1 Mart 2003'te reddedilen Irak'a TSK'nın gönderilmesine izin veren tezkere, 7 Ekim 2003'te Türkiye Büyük Millet Meclisinde kabul edildiğinde, Iraklılar bundan şikayetçi olmazken bölücü terör örgütüve diğer bazı Kürtçü örgütler bundan rahatsızlık durmuşlardır. Bunlar, IKDP (Irak Kürdistan Demokrat Partisi) ve IKYP (Irak Kürdistan Yurtsevenler Birliği Partisi)'dir. Bölücü terör örgütü, IKDP ve IKYP, Türk askerlerinin Irak'a girmesine karşı çıktılar. Zira Türk askeri demek, "Kürdistan Devleti"nin kurulamaması demekti. Tezkere üzerine bölücü terör örgütüeylemlerine ağırlık verdi. Türkiye Cumhuriyeti'nin, Kuzey Irak'taki kamyonlarına ve Bağdat'taki Türk Büyükelçiliğine saldırılar düzenledi.
ABD ve Kürtler, bölücü terör örgütünü kullanarak, ülkemizin terörle mücadele konusuyla meşgul olmasını, Irak'ta etkisizleştirilmesini sağlamaya çalışmıştır.Ancak ABD'nin, Irak'tan çekileceğini bildirmesi üzerine Iraklı Kürtler arasında "ABD bize ihanet mi ediyor?" sorusu gündeme getirdi. Bu doğrultuda bir kısım Kürt sitelerinde de bu konu tartışılmaya başlandı.
Kürt internet sitelerinden birinde kaleme alınan bir makalede, ABD'nin bölgede etkinliğini kurmaya başladığı dönemden (1950'li yıllar) beri Kürtlere karşı hiçbir zamandostane davranmadığı, Kürtlerin ABD ve İsrail çıkarları adına Türkiye, İran, Irak ve Suriye'ye karşı bu ülke tarafından kullanıldıkları ifade edilmektedir. Oysa Irak'ta peşmergeler, Amerikalılar ile birlikte Irak ordusuna karşı yerel eylemlerde yer almaktaydılar. Hatta Amerikalılar için de Kürtler Bağdat'ta geçici hükümetin kurulmasında, anayasanın hazırlığında genel dayanak olmuşlardı.Netice itibariyle Celal Talabani Irak'ın başbakanı olmuştu. Bunun yanı sıra yapılan anlaşmaya yönelik Irak Kürdistanı'nın başkanı Mesud Barzani olmuştu. Lakin bu ne Kürt sorununun çözüldüğü ne de Kürt faktörünün ABD'ye güvenli dayanak olduğu anlamına gelmektedir.

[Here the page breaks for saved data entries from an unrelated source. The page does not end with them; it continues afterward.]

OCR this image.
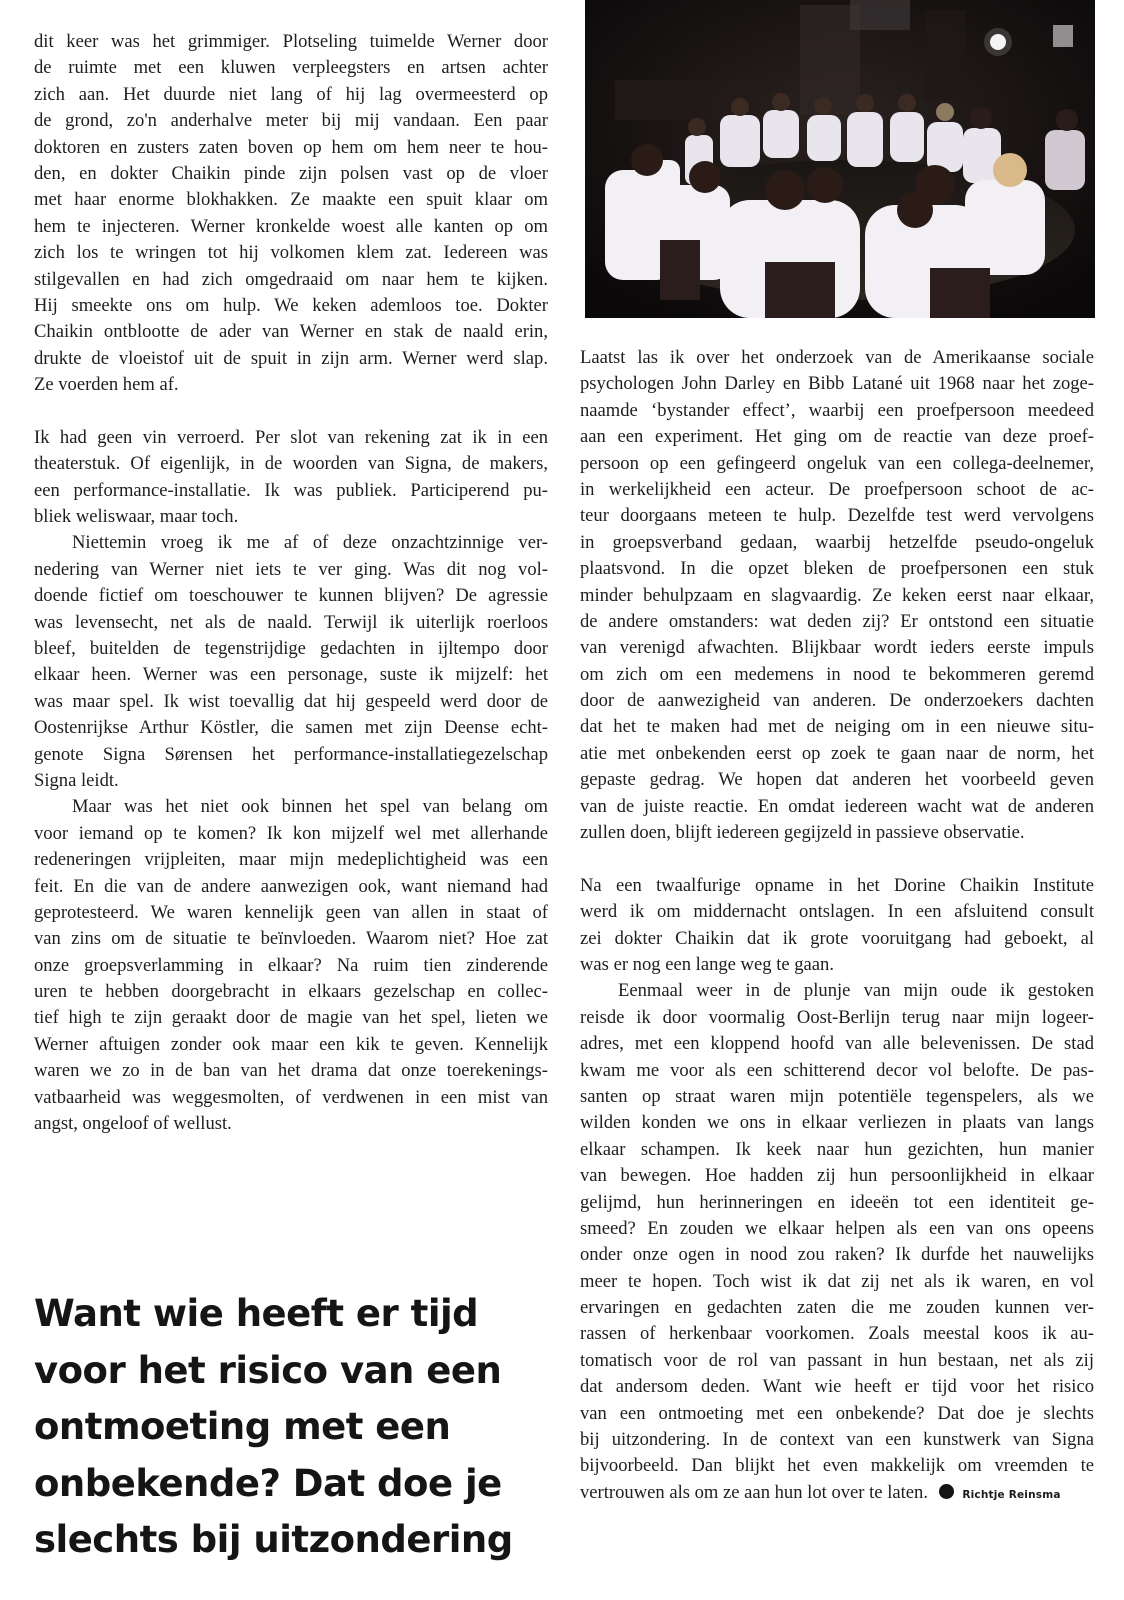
dit keer was het grimmiger. Plotseling tuimelde Werner door
de ruimte met een kluwen verpleegsters en artsen achter
zich aan. Het duurde niet lang of hij lag overmeesterd op
de grond, zo'n anderhalve meter bij mij vandaan. Een paar
doktoren en zusters zaten boven op hem om hem neer te hou-
den, en dokter Chaikin pinde zijn polsen vast op de vloer
met haar enorme blokhakken. Ze maakte een spuit klaar om
hem te injecteren. Werner kronkelde woest alle kanten op om
zich los te wringen tot hij volkomen klem zat. Iedereen was
stilgevallen en had zich omgedraaid om naar hem te kijken.
Hij smeekte ons om hulp. We keken ademloos toe. Dokter
Chaikin ontblootte de ader van Werner en stak de naald erin,
drukte de vloeistof uit de spuit in zijn arm. Werner werd slap.
Ze voerden hem af.
Ik had geen vin verroerd. Per slot van rekening zat ik in een
theaterstuk. Of eigenlijk, in de woorden van Signa, de makers,
een performance-installatie. Ik was publiek. Participerend pu-
bliek weliswaar, maar toch.
Niettemin vroeg ik me af of deze onzachtzinnige ver-
nedering van Werner niet iets te ver ging. Was dit nog vol-
doende fictief om toeschouwer te kunnen blijven? De agressie
was levensecht, net als de naald. Terwijl ik uiterlijk roerloos
bleef, buitelden de tegenstrijdige gedachten in ijltempo door
elkaar heen. Werner was een personage, suste ik mijzelf: het
was maar spel. Ik wist toevallig dat hij gespeeld werd door de
Oostenrijkse Arthur Köstler, die samen met zijn Deense echt-
genote Signa Sørensen het performance-installatiegezelschap
Signa leidt.
Maar was het niet ook binnen het spel van belang om
voor iemand op te komen? Ik kon mijzelf wel met allerhande
redeneringen vrijpleiten, maar mijn medeplichtigheid was een
feit. En die van de andere aanwezigen ook, want niemand had
geprotesteerd. We waren kennelijk geen van allen in staat of
van zins om de situatie te beïnvloeden. Waarom niet? Hoe zat
onze groepsverlamming in elkaar? Na ruim tien zinderende
uren te hebben doorgebracht in elkaars gezelschap en collec-
tief high te zijn geraakt door de magie van het spel, lieten we
Werner aftuigen zonder ook maar een kik te geven. Kennelijk
waren we zo in de ban van het drama dat onze toerekenings-
vatbaarheid was weggesmolten, of verdwenen in een mist van
angst, ongeloof of wellust.
Want wie heeft er tijd
voor het risico van een
ontmoeting met een
onbekende? Dat doe je
slechts bij uitzondering
Laatst las ik over het onderzoek van de Amerikaanse sociale
psychologen John Darley en Bibb Latané uit 1968 naar het zoge-
naamde ‘bystander effect’, waarbij een proefpersoon meedeed
aan een experiment. Het ging om de reactie van deze proef-
persoon op een gefingeerd ongeluk van een collega-deelnemer,
in werkelijkheid een acteur. De proefpersoon schoot de ac-
teur doorgaans meteen te hulp. Dezelfde test werd vervolgens
in groepsverband gedaan, waarbij hetzelfde pseudo-ongeluk
plaatsvond. In die opzet bleken de proefpersonen een stuk
minder behulpzaam en slagvaardig. Ze keken eerst naar elkaar,
de andere omstanders: wat deden zij? Er ontstond een situatie
van verenigd afwachten. Blijkbaar wordt ieders eerste impuls
om zich om een medemens in nood te bekommeren geremd
door de aanwezigheid van anderen. De onderzoekers dachten
dat het te maken had met de neiging om in een nieuwe situ-
atie met onbekenden eerst op zoek te gaan naar de norm, het
gepaste gedrag. We hopen dat anderen het voorbeeld geven
van de juiste reactie. En omdat iedereen wacht wat de anderen
zullen doen, blijft iedereen gegijzeld in passieve observatie.
Na een twaalfurige opname in het Dorine Chaikin Institute
werd ik om middernacht ontslagen. In een afsluitend consult
zei dokter Chaikin dat ik grote vooruitgang had geboekt, al
was er nog een lange weg te gaan.
Eenmaal weer in de plunje van mijn oude ik gestoken
reisde ik door voormalig Oost-Berlijn terug naar mijn logeer-
adres, met een kloppend hoofd van alle belevenissen. De stad
kwam me voor als een schitterend decor vol belofte. De pas-
santen op straat waren mijn potentiële tegenspelers, als we
wilden konden we ons in elkaar verliezen in plaats van langs
elkaar schampen. Ik keek naar hun gezichten, hun manier
van bewegen. Hoe hadden zij hun persoonlijkheid in elkaar
gelijmd, hun herinneringen en ideeën tot een identiteit ge-
smeed? En zouden we elkaar helpen als een van ons opeens
onder onze ogen in nood zou raken? Ik durfde het nauwelijks
meer te hopen. Toch wist ik dat zij net als ik waren, en vol
ervaringen en gedachten zaten die me zouden kunnen ver-
rassen of herkenbaar voorkomen. Zoals meestal koos ik au-
tomatisch voor de rol van passant in hun bestaan, net als zij
dat andersom deden. Want wie heeft er tijd voor het risico
van een ontmoeting met een onbekende? Dat doe je slechts
bij uitzondering. In de context van een kunstwerk van Signa
bijvoorbeeld. Dan blijkt het even makkelijk om vreemden te
vertrouwen als om ze aan hun lot over te laten.	Richtje Reinsma
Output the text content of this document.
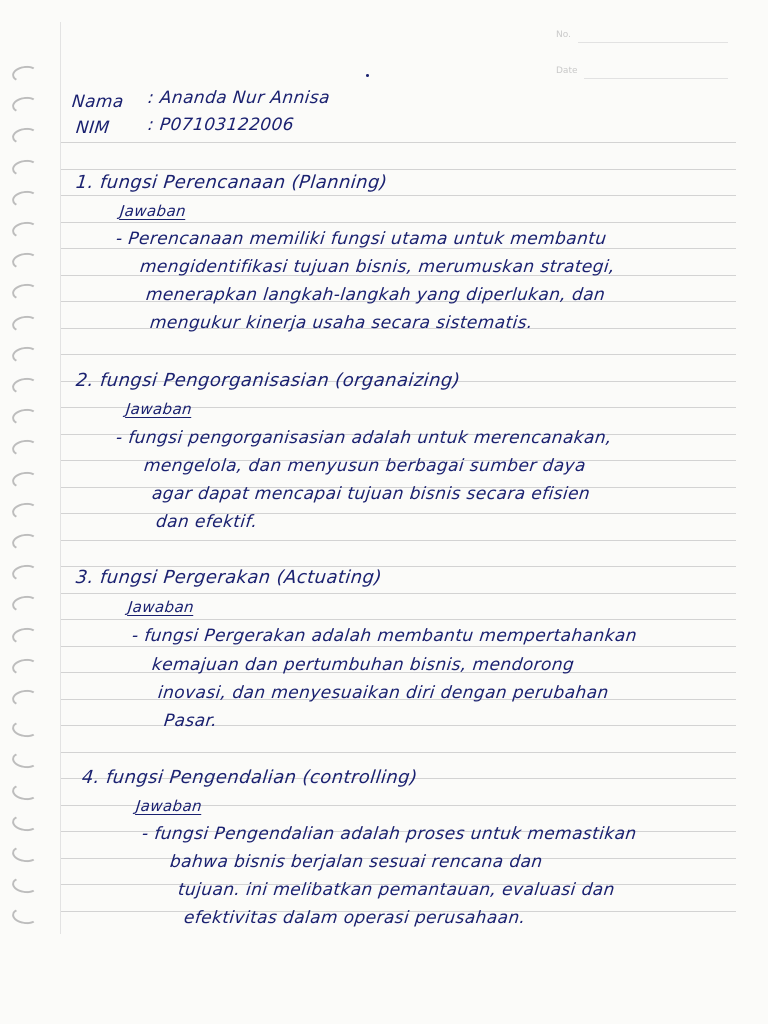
No.
Date
Nama : Ananda Nur Annisa
NIM : P07103122006
1. fungsi Perencanaan (Planning)
Jawaban
- Perencanaan memiliki fungsi utama untuk membantu
mengidentifikasi tujuan bisnis, merumuskan strategi,
menerapkan langkah-langkah yang diperlukan, dan
mengukur kinerja usaha secara sistematis.
2. fungsi Pengorganisasian (organaizing)
Jawaban
- fungsi pengorganisasian adalah untuk merencanakan,
mengelola, dan menyusun berbagai sumber daya
agar dapat mencapai tujuan bisnis secara efisien
dan efektif.
3. fungsi Pergerakan (Actuating)
Jawaban
- fungsi Pergerakan adalah membantu mempertahankan
kemajuan dan pertumbuhan bisnis, mendorong
inovasi, dan menyesuaikan diri dengan perubahan
Pasar.
4. fungsi Pengendalian (controlling)
Jawaban
- fungsi Pengendalian adalah proses untuk memastikan
bahwa bisnis berjalan sesuai rencana dan
tujuan. ini melibatkan pemantauan, evaluasi dan
efektivitas dalam operasi perusahaan.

Barzaniler hala Kürt bölgesinin dağlık bölgesini kontrol altında tutarken, Talabani ovaları elinde tutmaktadır.Kuzey Irak yeni bir yapılanmanın eşiğindedir. Tarihi derinlik, ülkemize bu yapılanma sürecinde sorumluluk yüklemektedir.
Birinci Dünya Savasından sonra etnik, din ve mezhep unsurlarına göre parçalanan bölgenin bu kez ABD tarafından yeniden alt birimlere ayrılmaması için ülkemizin tarihi misyonunu kullanması gerekmektedir. Ayrıca ülkemizin bölgeye komsu olması, tarihsel ve kültürel bağlarının olması sebepleriyle en önemlisi, kendi çıkarı adına gerekli tedbirleri alması gerekir.
Öncelikle, bölgede ABD'nin etkinliğini azaltarak, istikrarın sağlanması ve demokratik üniter, tamamen halkın serbest olarak seçeceği ile tüm azınlıkların eşit olarak temsil edildiği bir hükümetin kurulması gerekir.
İkinci olarak, Kuzey Irak'ta özerk Kürt devletinin, bölgede istikrar yerine, uzun yıllar sürecek bir kaosa neden olacağının; AB, BM, NATO vb. uluslararası alanlarda açıkça ve neticeleri ile ortaya konulması gerekir.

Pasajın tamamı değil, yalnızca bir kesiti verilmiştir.